Heidi Ledford in Nature:
Minute fossils pulled from remote Arctic Canada could push back the first known appearance of fungi to about one billion years ago — more than 500 million years earlier than scientists had expected. These ur-fungi, described on 22 May in Nature1, are microscopic and surprisingly intricate, with filament-like structures. Chemical analyses suggest that the fossils contain chitin, a compound found in fungal cell walls. If that analysis holds up, it could reshape understanding of how fungi evolved and whether they might have facilitated the movement of plants onto land.
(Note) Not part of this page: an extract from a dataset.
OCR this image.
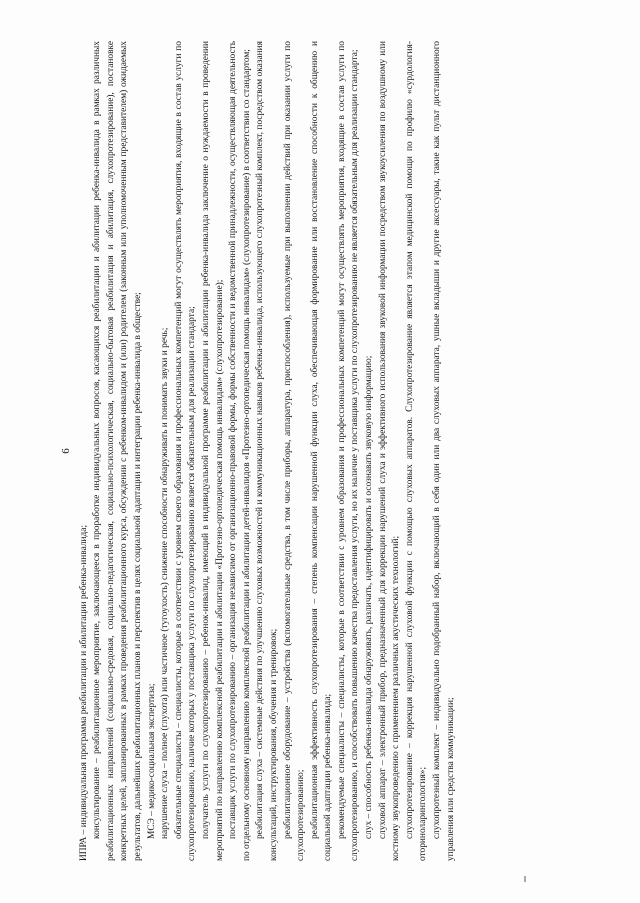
6

ИПРА – индивидуальная программа реабилитации и абилитации ребенка-инвалида; консультирование – реабилитационное мероприятие, заключающееся в проработке индивидуальных вопросов, касающихся реабилитации и абилитации ребенка-инвалида в рамках различных реабилитационных направлений (социально-средовая, социально-педагогическая, социально-психологическая, социально-бытовая реабилитация и абилитация, слухопротезирование), постановке конкретных целей, запланированных в рамках проведения реабилитационного курса, обсуждении с ребенком-инвалидом и (или) родителем (законным или уполномоченным представителем) ожидаемых результатов, дальнейших реабилитационных планов и перспектив в целях социальной адаптации и интеграции ребенка-инвалида в обществе; МСЭ – медико-социальная экспертиза; нарушение слуха – полное (глухота) или частичное (тугоухость) снижение способности обнаруживать и понимать звуки и речь; обязательные специалисты – специалисты, которые в соответствии с уровнем своего образования и профессиональных компетенций могут осуществлять мероприятия, входящие в состав услуги по слухопротезированию, наличие которых у поставщика услуги по слухопротезированию является обязательным для реализации стандарта; получатель услуги по слухопротезированию – ребенок-инвалид, имеющий в индивидуальной программе реабилитации и абилитации ребенка-инвалида заключение о нуждаемости в проведении мероприятий по направлению комплексной реабилитации и абилитации «Протезно-ортопедическая помощь инвалидам» (слухопротезирование); поставщик услуги по слухопротезированию – организация независимо от организационно-правовой формы, формы собственности и ведомственной принадлежности, осуществляющая деятельность по отдельному основному направлению комплексной реабилитации и абилитации детей-инвалидов «Протезно-ортопедическая помощь инвалидам» (слухопротезирование) в соответствии со стандартом; реабилитация слуха – системные действия по улучшению слуховых возможностей и коммуникационных навыков ребенка-инвалида, использующего слухопротезный комплект, посредством оказания консультаций, инструктирования, обучения и тренировок; реабилитационное оборудование – устройства (вспомогательные средства, в том числе приборы, аппаратура, приспособления), используемые при выполнении действий при оказании услуги по слухопротезированию; реабилитационная эффективность слухопротезирования – степень компенсации нарушенной функции слуха, обеспечивающая формирование или восстановление способности к общению и социальной адаптации ребенка-инвалида; рекомендуемые специалисты – специалисты, которые в соответствии с уровнем образования и профессиональных компетенций могут осуществлять мероприятия, входящие в состав услуги по слухопротезированию, и способствовать повышению качества предоставления услуги, но их наличие у поставщика услуги по слухопротезированию не является обязательным для реализации стандарта; слух – способность ребенка-инвалида обнаруживать, различать, идентифицировать и осознавать звуковую информацию; слуховой аппарат – электронный прибор, предназначенный для коррекции нарушений слуха и эффективного использования звуковой информации посредством звукоусиления по воздушному или костному звукопроведению с применением различных акустических технологий; слухопротезирование – коррекция нарушенной слуховой функции с помощью слуховых аппаратов. Слухопротезирование является этапом медицинской помощи по профилю «сурдология-оториноларингология»; слухопротезный комплект – индивидуально подобранный набор, включающий в себя один или два слуховых аппарата, ушные вкладыши и другие аксессуары, такие как пульт дистанционного управления или средства коммуникации;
But some researchers are not yet convinced that the finding is truly a fungus. “It looks to me as if there’s reason for believing it’s real at this point,” says Mary Berbee, a mycologist at the University of British Columbia in Vancouver, Canada. “But more data would be really useful.”
Palaeobiologist Corentin Loron at the University of Liège, Belgium, and his colleagues found the fossils while exploring a region of Arctic Canada called the Grassy Bay Formation. The team had to travel to the study site, nestled amid the area’s dramatic cliffs, by helicopter. Because the rocks there formed without exposure to high temperatures and pressures, the fossils within them are remarkably preserved, says palaeobiologist Emmanuelle Javaux, Loron’s adviser at the University of Liège. From there, the team painstakingly sectioned the fossils into thin sheets that could be analysed with an electron microscope. Those images revealed branched filaments ending in spheres. The filaments were divided into segments by septae, walls that are found in some modern fungi.
The fossils were discovered in billion-year-old rock, and the presence of chitin in the specimens further persuaded the researchers that they were preserved fungi that died a billion years ago. The team named the fungus Ourasphaira giraldae.